All these right wing Americans decrying the bogey man globalism; why are you dropping bombs on Afghans who don't believe in women's equality? Why are you supporting a US imposed Afghan government at odds with the indigenous Taliban! Why are you supporting sanctioning Iran for [among other reasons]its penal laws against gays? That's all globalism.The nation state is a relatively new phenomena in world history. It may very well have outlived its usefulness and organic raison d'etre. A nation state no longer exists to go conquer other lands , subjugate the people,and take their resources.[Ostensibly]. It exists to have uniform laws, policies and values for a population. [ all countries are comprised of different tribes or ethnics if you go back far enough] .In a globalized world; global commerce, movements of people,instant shared communications, advanced technologies, the consciousness [in first world democracies]that universal human rights impose ethical imperatives that transcend nation state "interests", it is no longer evident that GLOBAL lawful structures [government] are not a natural replacement of the sovereign nation state. Though a rebellion against globalism may result in a retrenchment to the city /state ?[ sanctuary cities].

Stuart Meisenzahl
5 years 1 month ago

Rose Ellen
I have absolutely no idea of what your point is in this litany but suffice it to say that the Nation State is not exactly a relatively new historical phenomena.

rose-ellen caminer
5 years 1 month ago

Tribes have existed for a lot longer time then nation states have.
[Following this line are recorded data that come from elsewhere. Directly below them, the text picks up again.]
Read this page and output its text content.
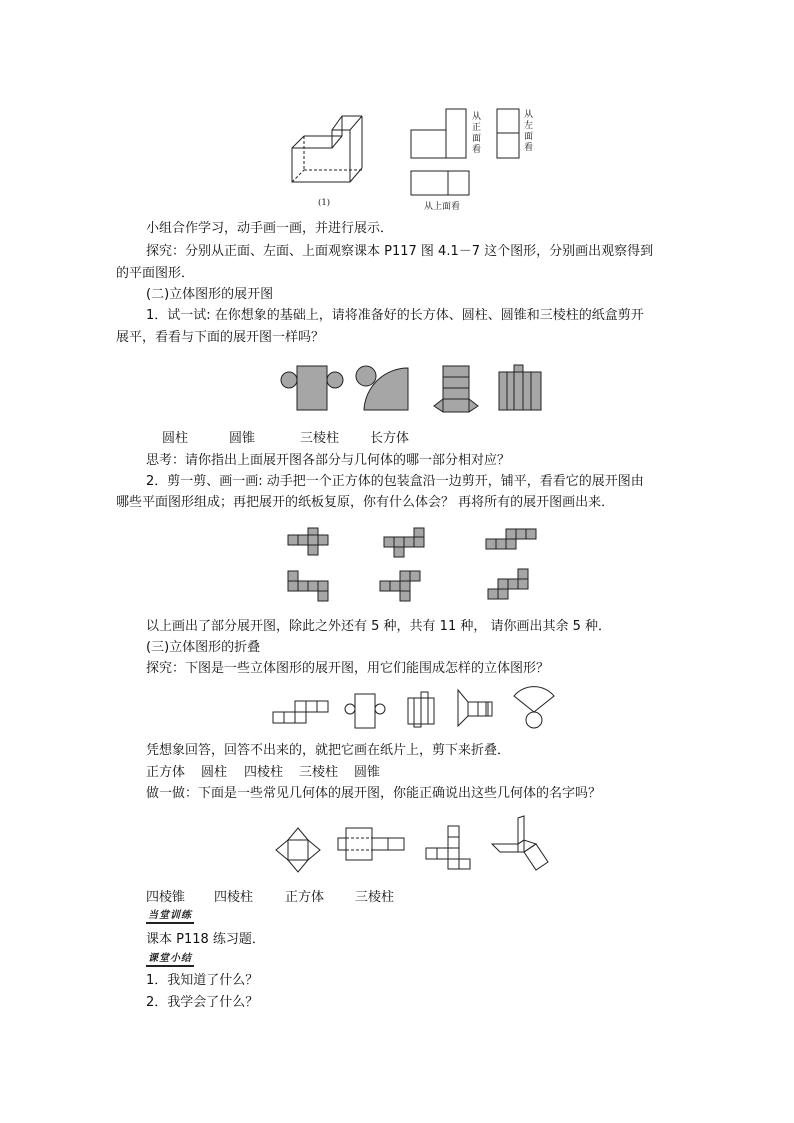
(1)
从正面看
从左面看
从上面看
小组合作学习，动手画一画，并进行展示．
探究：分别从正面、左面、上面观察课本 P117 图 4.1－7 这个图形，分别画出观察得到
的平面图形．
(二)立体图形的展开图
1．试一试: 在你想象的基础上，请将准备好的长方体、圆柱、圆锥和三棱柱的纸盒剪开
展平，看看与下面的展开图一样吗？
圆柱	圆锥	三棱柱 长方体
思考：请你指出上面展开图各部分与几何体的哪一部分相对应？
2．剪一剪、画一画: 动手把一个正方体的包装盒沿一边剪开，铺平，看看它的展开图由
哪些平面图形组成；再把展开的纸板复原，你有什么体会？ 再将所有的展开图画出来．
以上画出了部分展开图，除此之外还有 5 种，共有 11 种， 请你画出其余 5 种．
(三)立体图形的折叠
探究：下图是一些立体图形的展开图，用它们能围成怎样的立体图形？
凭想象回答，回答不出来的，就把它画在纸片上，剪下来折叠．
正方体 圆柱 四棱柱 三棱柱 圆锥
做一做：下面是一些常见几何体的展开图，你能正确说出这些几何体的名字吗？
四棱锥 四棱柱 正方体 三棱柱
当堂训练
课本 P118 练习题．
课堂小结
1．我知道了什么？
2．我学会了什么？
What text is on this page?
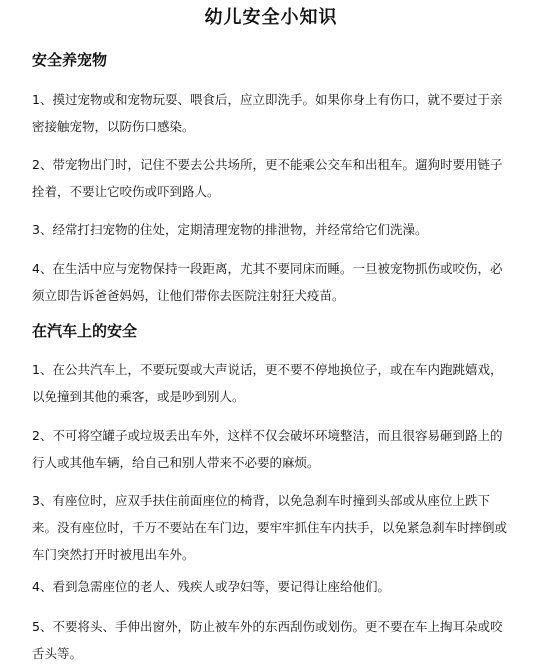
幼儿安全小知识
安全养宠物

1、摸过宠物或和宠物玩耍、喂食后，应立即洗手。如果你身上有伤口，就不要过于亲密接触宠物，以防伤口感染。

2、带宠物出门时，记住不要去公共场所，更不能乘公交车和出租车。遛狗时要用链子拴着，不要让它咬伤或吓到路人。

3、经常打扫宠物的住处，定期清理宠物的排泄物，并经常给它们洗澡。

4、在生活中应与宠物保持一段距离，尤其不要同床而睡。一旦被宠物抓伤或咬伤，必须立即告诉爸爸妈妈，让他们带你去医院注射狂犬疫苗。

在汽车上的安全

1、在公共汽车上，不要玩耍或大声说话，更不要不停地换位子，或在车内跑跳嬉戏，以免撞到其他的乘客，或是吵到别人。

2、不可将空罐子或垃圾丢出车外，这样不仅会破坏环境整洁，而且很容易砸到路上的行人或其他车辆，给自己和别人带来不必要的麻烦。

3、有座位时，应双手扶住前面座位的椅背，以免急刹车时撞到头部或从座位上跌下来。没有座位时，千万不要站在车门边，要牢牢抓住车内扶手，以免紧急刹车时摔倒或车门突然打开时被甩出车外。

4、看到急需座位的老人、残疾人或孕妇等，要记得让座给他们。

5、不要将头、手伸出窗外，防止被车外的东西刮伤或划伤。更不要在车上掏耳朵或咬舌头等。
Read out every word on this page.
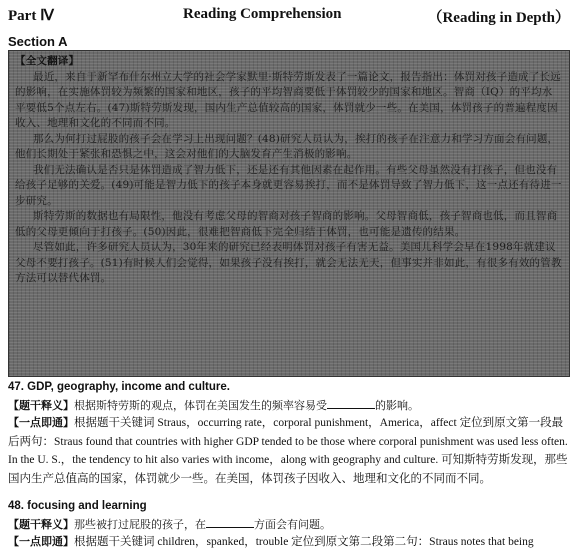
Part Ⅳ	Reading Comprehension	（Reading in Depth）
Section A

【全文翻译】

最近，来自于新罕布什尔州立大学的社会学家默里·斯特劳斯发表了一篇论文，报告指出：体罚对孩子造成了长远的影响，在实施体罚较为频繁的国家和地区，孩子的平均智商要低于体罚较少的国家和地区。智商（IQ）的平均水平要低5个点左右。(47)斯特劳斯发现，国内生产总值较高的国家，体罚就少一些。在美国，体罚孩子的普遍程度因收入、地理和文化的不同而不同。

那么为何打过屁股的孩子会在学习上出现问题？(48)研究人员认为，挨打的孩子在注意力和学习方面会有问题，他们长期处于紧张和恐惧之中，这会对他们的大脑发育产生消极的影响。

我们无法确认是否只是体罚造成了智力低下，还是还有其他因素在起作用。有些父母虽然没有打孩子，但也没有给孩子足够的关爱。(49)可能是智力低下的孩子本身就更容易挨打，而不是体罚导致了智力低下，这一点还有待进一步研究。

斯特劳斯的数据也有局限性，他没有考虑父母的智商对孩子智商的影响。父母智商低，孩子智商也低，而且智商低的父母更倾向于打孩子。(50)因此，很难把智商低下完全归结于体罚，也可能是遗传的结果。

尽管如此，许多研究人员认为，30年来的研究已经表明体罚对孩子有害无益。美国儿科学会早在1998年就建议父母不要打孩子。(51)有时候人们会觉得，如果孩子没有挨打，就会无法无天，但事实并非如此，有很多有效的管教方法可以替代体罚。

47. GDP, geography, income and culture.
【题干释义】根据斯特劳斯的观点，体罚在美国发生的频率容易受	的影响。
【一点即通】根据题干关键词 Straus，occurring rate，corporal punishment，America，affect 定位到原文第一段最后两句：Straus found that countries with higher GDP tended to be those where corporal punishment was used less often. In the U. S.，the tendency to hit also varies with income，along with geography and culture. 可知斯特劳斯发现，那些国内生产总值高的国家，体罚就少一些。在美国，体罚孩子因收入、地理和文化的不同而不同。
48. focusing and learning
【题干释义】那些被打过屁股的孩子，在	方面会有问题。
【一点即通】根据题干关键词 children，spanked，trouble 定位到原文第二段第二句：Straus notes that being
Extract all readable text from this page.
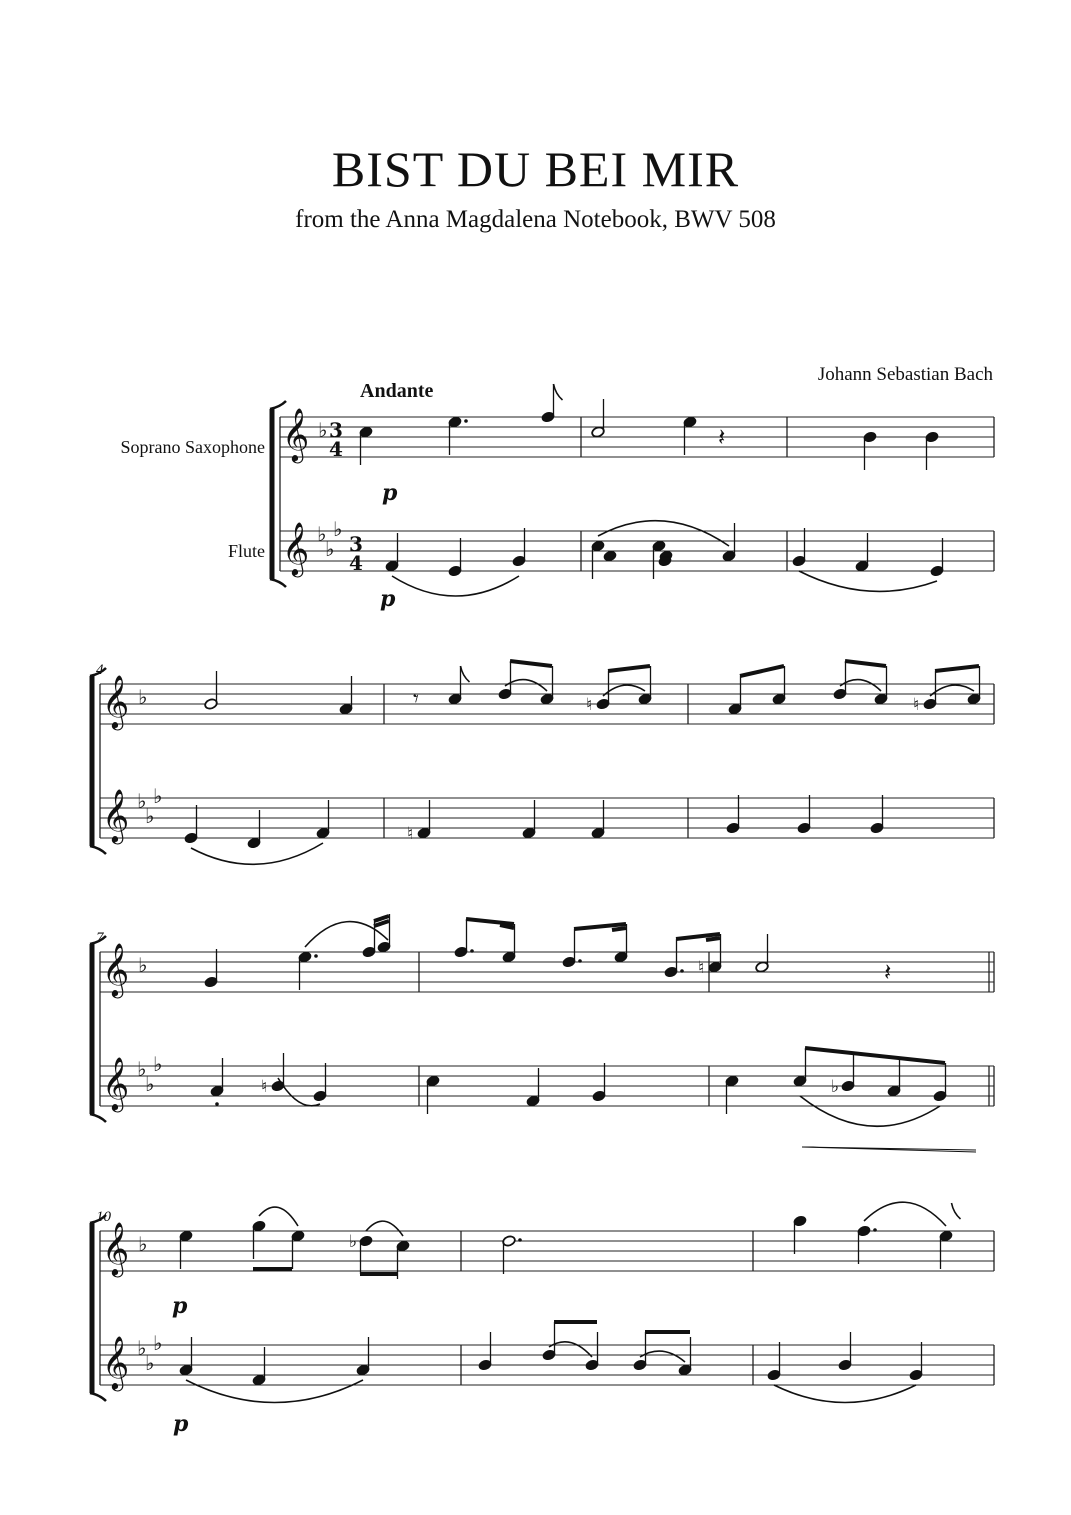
BIST DU BEI MIR
from the Anna Magdalena Notebook, BWV 508
Johann Sebastian Bach
Andante
Soprano Saxophone
Flute
4
7
10
𝄞 ♭ 3
4
𝄞 ♭
♭
♭
3
4
𝄞 ♭
𝄞 ♭
♭
♭
𝄞 ♭
𝄞 ♭
♭
♭
𝄞 ♭
𝄞 ♭
♭
♭
p
𝄽
p
𝄾	♮	♮
♮
♮	𝄽
♮	♭
p
♭
p
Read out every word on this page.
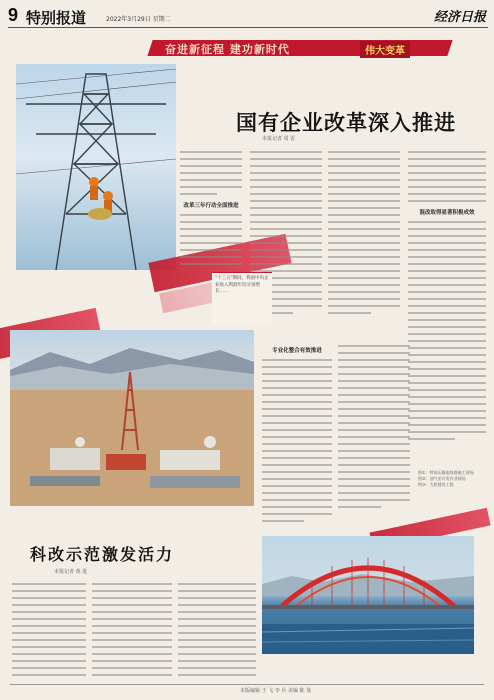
9 特别报道	2022年3月29日 星期二	经济日报
奋进新征程 建功新时代	伟大变革
国有企业改革深入推进
本报记者 周 雷
改革三年行动全面推进
混改取得显著积极成效
"十三五"期间，我国中央企业收入利润年均分别增长……
专业化整合有效推进
图①：特高压输电线路施工现场
图②：油气田开发作业现场
图③：大桥建设工程
科改示范激发活力
本报记者 黄 进
本版编辑 王 飞 李 兵 美编 陈 曼
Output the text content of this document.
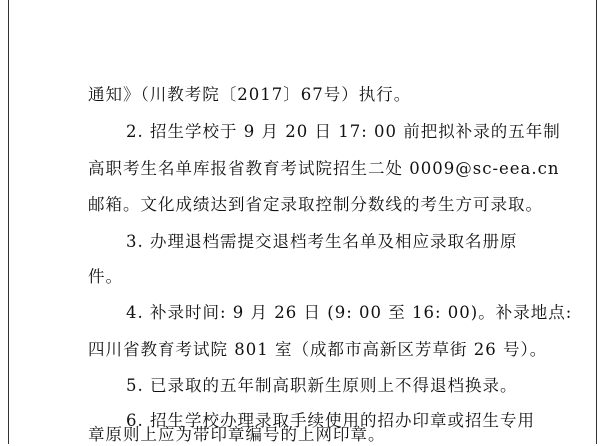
通知》（川教考院〔2017〕67号）执行。
2. 招生学校于 9 月 20 日 17: 00 前把拟补录的五年制
高职考生名单库报省教育考试院招生二处 0009@sc-eea.cn
邮箱。文化成绩达到省定录取控制分数线的考生方可录取。
3. 办理退档需提交退档考生名单及相应录取名册原
件。
4. 补录时间: 9 月 26 日 (9: 00 至 16: 00)。补录地点:
四川省教育考试院 801 室（成都市高新区芳草街 26 号）。
5. 已录取的五年制高职新生原则上不得退档换录。
6. 招生学校办理录取手续使用的招办印章或招生专用
章原则上应为带印章编号的上网印章。
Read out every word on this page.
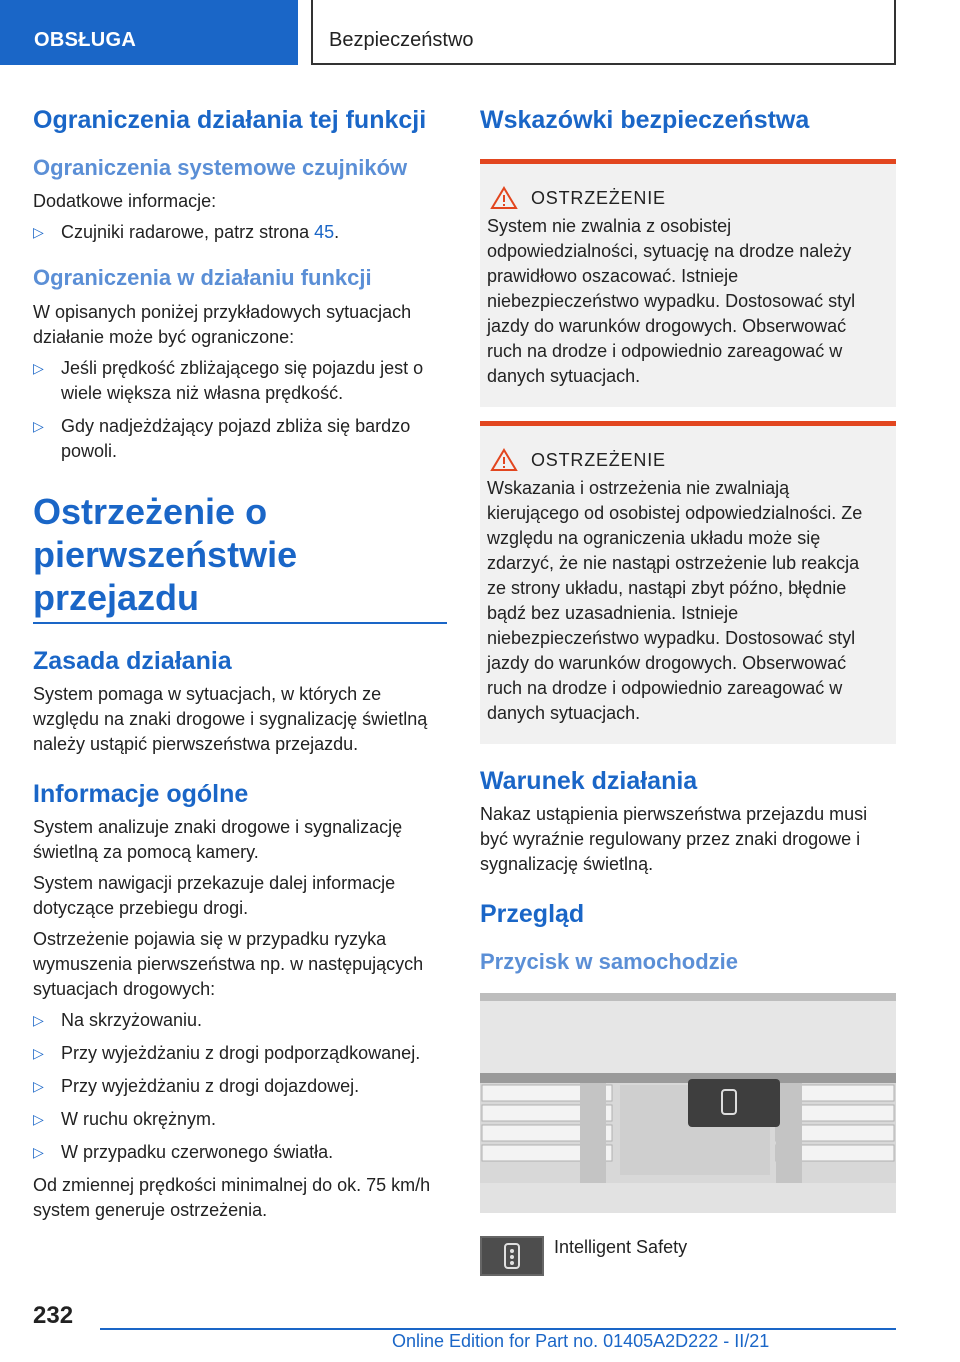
OBSŁUGA	Bezpieczeństwo
Ograniczenia działania tej funkcji
Ograniczenia systemowe czujników

Dodatkowe informacje:

▷ Czujniki radarowe, patrz strona 45.
Ograniczenia w działaniu funkcji

W opisanych poniżej przykładowych sytuacjach działanie może być ograniczone:

▷ Jeśli prędkość zbliżającego się pojazdu jest o wiele większa niż własna prędkość.
▷ Gdy nadjeżdżający pojazd zbliża się bardzo powoli.
Ostrzeżenie o pierwszeństwie przejazdu
Zasada działania

System pomaga w sytuacjach, w których ze względu na znaki drogowe i sygnalizację świetlną należy ustąpić pierwszeństwa przejazdu.

Informacje ogólne

System analizuje znaki drogowe i sygnalizację świetlną za pomocą kamery.

System nawigacji przekazuje dalej informacje dotyczące przebiegu drogi.

Ostrzeżenie pojawia się w przypadku ryzyka wymuszenia pierwszeństwa np. w następujących sytuacjach drogowych:

▷ Na skrzyżowaniu.
▷ Przy wyjeżdżaniu z drogi podporządkowanej.
▷ Przy wyjeżdżaniu z drogi dojazdowej.
▷ W ruchu okrężnym.
▷ W przypadku czerwonego światła.

Od zmiennej prędkości minimalnej do ok. 75 km/h system generuje ostrzeżenia.

Wskazówki bezpieczeństwa
OSTRZEŻENIE

System nie zwalnia z osobistej odpowiedzialności, sytuację na drodze należy prawidłowo oszacować. Istnieje niebezpieczeństwo wypadku. Dostosować styl jazdy do warunków drogowych. Obserwować ruch na drodze i odpowiednio zareagować w danych sytuacjach.

OSTRZEŻENIE

Wskazania i ostrzeżenia nie zwalniają kierującego od osobistej odpowiedzialności. Ze względu na ograniczenia układu może się zdarzyć, że nie nastąpi ostrzeżenie lub reakcja ze strony układu, nastąpi zbyt późno, błędnie bądź bez uzasadnienia. Istnieje niebezpieczeństwo wypadku. Dostosować styl jazdy do warunków drogowych. Obserwować ruch na drodze i odpowiednio zareagować w danych sytuacjach.

Warunek działania

Nakaz ustąpienia pierwszeństwa przejazdu musi być wyraźnie regulowany przez znaki drogowe i sygnalizację świetlną.

Przegląd
Przycisk w samochodzie
Intelligent Safety
232
Online Edition for Part no. 01405A2D222 - II/21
The nation state is relatively new[since the Renaissance, in the West anyway?];a result of consolidation of tribes, whether imposed by imperial powers, or outgrowths of independent movements from colonial powers, and even today[ many] nation states have tribal fault lines.Civic Nationalism has not made the US immune either.Nationalism is nationalism as far as I'm concerned though civic nationalism sounds more palatable to Americans then ethnic nationalism. it's really the same thing; once you are corralled as a nation state; we accept everyone that become us; it's still us and not us.!

Stuart Meisenzahl
5 years 1 month ago

Rose -Ellen....
Push your nation state formation dates back a bit....say to Charlemagne in 800!

Todd Witherell
5 years 1 month ago

“The second hearse!” cried Ahab from the boat. “It’s wood could only be American! Thou damned Whale!”

Michael Barberi
5 years 1 month ago

According to Catholic social ethics a political candidate or politician is not defined by a single event, issue or character. I don't like Trump's rhetoric. I think he is too thin-skinned, over-reactionary to his critics and is not careful about the words he uses. However, most of his policies have been good for the people and our economy. Obama was far from perfect as well. However, his Affordable Care Act was a disaster, his Iran Deal was seriously flawed and negotiated behind closed doors (Congress was not consulted). Racial tensions under Obama grew and he never fixed the political divide in Congress but made it worse.

My point is simple. We are living in a polarized political climate where the only Presidential candidates for the 2020 election offer unworkable promises that will not only harm our economy but further the pollical divide. The claim that Trump's form of nationalism is 'ethnonationalism' is not convincing. It sounds like a lot of the hyper-talking points that the media and democrats echo about Trump every day. Clearly, Trump is a flawed President, but in many ways so were Obama and the front-runners such as Biden, Warren and Sanders. Are not the democrats for abortion on demand?

I did not vote for Trump or Clinton because my conscience could not allow me to support either candidate. I may not vote for Trump or Biden/Warren/Sanders either. However, I do believe that Trump has done a lot of good for the U.S. His approach has a lot to be desired, but I don't believe he is a racist, bigot or the personification of Satan as most of his detractors think.